Slashdot Mirror

← Back to Stories (view on slashdot.org)

New Tool Promises To Passively ldentify BitTorrent Files

Posted by timothy on from the checks-for-the-evil-bit dept.

QuietR10t writes "A new technique has been developed for detecting and tracking illegal content transferred using the BitTorrent file-trading protocol. According to its creators, the approach can monitor networks without interrupting the flow of data and provides investigators with hard evidence of illicit file transfers. 'Our system differs in that it is completely passive, meaning that it does not change any information entering or leaving a network,' says Schrader." I wonder if it can specifically identify legal content, too.

8 of 265 comments (clear)

  1. hmm by Anonymous Coward · · Score: 5, Interesting

    More restrictions on content? More encryption.

    Better cracking techniques? Better encryption.

    Tyrannical government? Revolution.

  2. Completely Biased and Worthless by RingDev · · Score: 5, Interesting

    Another drawback is that the system cannot cope with encrypted files. "Today, about 25 percent of BitTorrent traffic is encrypted," says Schulze. If such a tool became widely used, then anyone with something to hide would almost certainly switch to using encryption, he says.

    If you make breathing illegal, only criminals with breath.

    -Rick

    --
    "Most people in the U.S. wouldn't know they live in a tyrannical state if it walked up and grabbed their junk." - MyFirs
  3. Yawn by happyemoticon · · Score: 3, Interesting

    From the article:

    Then the system looks at the files' hash, a unique identifying code used to coordinate the simultaneous download of hundreds of file fragments by different users. If a hash matches any stored in a database of prohibited hashes, then the system will make a record of the transfer and store the network addresses involved.
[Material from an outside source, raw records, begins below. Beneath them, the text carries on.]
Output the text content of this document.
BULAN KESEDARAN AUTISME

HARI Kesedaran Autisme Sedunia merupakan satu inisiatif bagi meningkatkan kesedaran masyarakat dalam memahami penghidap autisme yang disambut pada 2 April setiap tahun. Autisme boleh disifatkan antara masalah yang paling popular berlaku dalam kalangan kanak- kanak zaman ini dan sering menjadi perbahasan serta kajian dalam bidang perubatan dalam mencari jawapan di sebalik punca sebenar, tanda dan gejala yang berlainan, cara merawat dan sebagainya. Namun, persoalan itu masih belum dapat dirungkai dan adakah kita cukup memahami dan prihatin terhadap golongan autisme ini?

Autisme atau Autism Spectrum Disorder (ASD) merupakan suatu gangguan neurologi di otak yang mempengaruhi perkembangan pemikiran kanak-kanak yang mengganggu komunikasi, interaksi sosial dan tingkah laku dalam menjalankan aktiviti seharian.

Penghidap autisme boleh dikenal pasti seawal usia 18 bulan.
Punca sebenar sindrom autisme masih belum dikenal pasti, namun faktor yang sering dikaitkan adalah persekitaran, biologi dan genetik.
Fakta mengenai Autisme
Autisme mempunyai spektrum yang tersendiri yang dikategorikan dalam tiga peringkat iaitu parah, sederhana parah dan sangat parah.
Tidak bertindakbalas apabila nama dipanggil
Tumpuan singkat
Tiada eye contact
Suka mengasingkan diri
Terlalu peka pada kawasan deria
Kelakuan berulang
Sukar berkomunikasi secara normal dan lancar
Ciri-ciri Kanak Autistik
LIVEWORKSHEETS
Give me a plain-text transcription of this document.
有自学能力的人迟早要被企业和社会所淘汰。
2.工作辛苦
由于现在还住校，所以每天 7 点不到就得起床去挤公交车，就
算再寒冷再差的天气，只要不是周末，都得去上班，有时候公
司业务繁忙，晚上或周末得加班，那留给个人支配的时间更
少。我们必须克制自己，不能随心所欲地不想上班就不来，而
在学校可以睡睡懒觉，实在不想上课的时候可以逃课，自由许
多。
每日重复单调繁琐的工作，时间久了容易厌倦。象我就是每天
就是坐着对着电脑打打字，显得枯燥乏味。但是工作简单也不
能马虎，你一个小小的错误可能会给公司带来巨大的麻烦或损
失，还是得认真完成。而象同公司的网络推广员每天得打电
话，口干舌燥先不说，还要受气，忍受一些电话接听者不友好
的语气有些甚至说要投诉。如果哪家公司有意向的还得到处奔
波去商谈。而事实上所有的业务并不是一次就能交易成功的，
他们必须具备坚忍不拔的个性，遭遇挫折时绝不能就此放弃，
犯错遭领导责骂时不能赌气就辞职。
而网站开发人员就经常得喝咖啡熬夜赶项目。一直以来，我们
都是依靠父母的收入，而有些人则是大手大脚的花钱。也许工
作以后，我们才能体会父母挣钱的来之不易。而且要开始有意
    I mean, you could easily scrape some torrent sites for hashes, but it seems like this system would be fairly easy to circumvent. All you'd have to do is come of with some system for changing the hash on a peer-specific basis.

  4. Re:Encryption? by jandrese · · Score: 3, Interesting

    TFA specifially says that it doesn't work on encrypted traffic. In fact the whole thing seems to have some rather bogus qualities to it.

    It uses a FPGA, but is stuck at a rather pokey 100Mbps. All it does is compare the encoded hash value in the Bittorrent header against a list of known illegal hashes. Hashes you have to program manually.

    I've seen commercial boxes that you can already buy that do a lot more than this and faster. He made a big deal about it not disturbing the network, but that's a standard feature. Unless this thing is dirt cheap or something, I don't really see the application.

    --

    I read the internet for the articles.
  5. Re:Carrier Status? by click2005 · · Score: 3, Interesting

    How would you start lobbying congress about making it reality? Common Carrier status in exchange for Net Neutrality.

    When the phone companies switch to a fully IP based network like BT is doing over here in the UK, will they lose the common carrier status?
    The difference between Telco & ISP is so thin these days already that i'm surprised the law has never been updated.

    I'm not asking you specifically, just anyone who might know.

    --
    I am a free slashdotter. I will not be modded, blogged, DRM'd, patented, podcasted or RFID'd. My life is my own.
  6. Re:Encrypted traffic... by Sloppy · · Score: 4, Interesting

    That's a lot of "we could"s. How about just using the global OpenPGP WoT, and stopping the problem in its tracks?

    Once you have a distributed authentication system (which is what lets you exchange keys safely), email is just one of the applications you can build on it. Sounds like you guys have another. Whatever. The more things it's used for (the more people who connect to the WoT) the better it works for everyone.

    Quit building a redundant but also specialized infrastructure, and instead, join the original.

    --
    As copyright owner of this comment, I authorize everyone to defeat any technological measure which limits access to it.
  7. Re:Carrier Status? by Jane+Q.+Public · · Score: 4, Interesting

    This is a very good point and part of what I was saying. I see no ACTUAL difference between what were once known as "common carriers" and ISPs, EXCEPT that they seem to want to provide content.

    However, here in the U.S., the government (the FCC in particular) has historically been adamant about keeping carriers and content separate, largely because of the danger of monopolistic practices on the part of a corporation that was both the content carrier and the content provider. Another concern was that if carriers (which tend to be large and centric) controlled content as well, there would be too much control over services like news, for example. And I see no logical reason that policy should change, considering that the concerns are at least as valid today as back when the policy was first formulated, decades ago.

  8. Re:Encryption? by Dreadneck · · Score: 4, Interesting

    Right, because we all know that this technology couldn't possibly be used to analyze anything other than bittorrent traffic. It would be totally impossible to use it to inspect emails, right? That's just crazy science fiction - no way could it happen in the real world. Besides, we all know that only criminals use bittorrent. Who would possibly think of using it to distribute political documentaries or leaked government documents?

    --
    Power does not corrupt - power attracts the corrupt.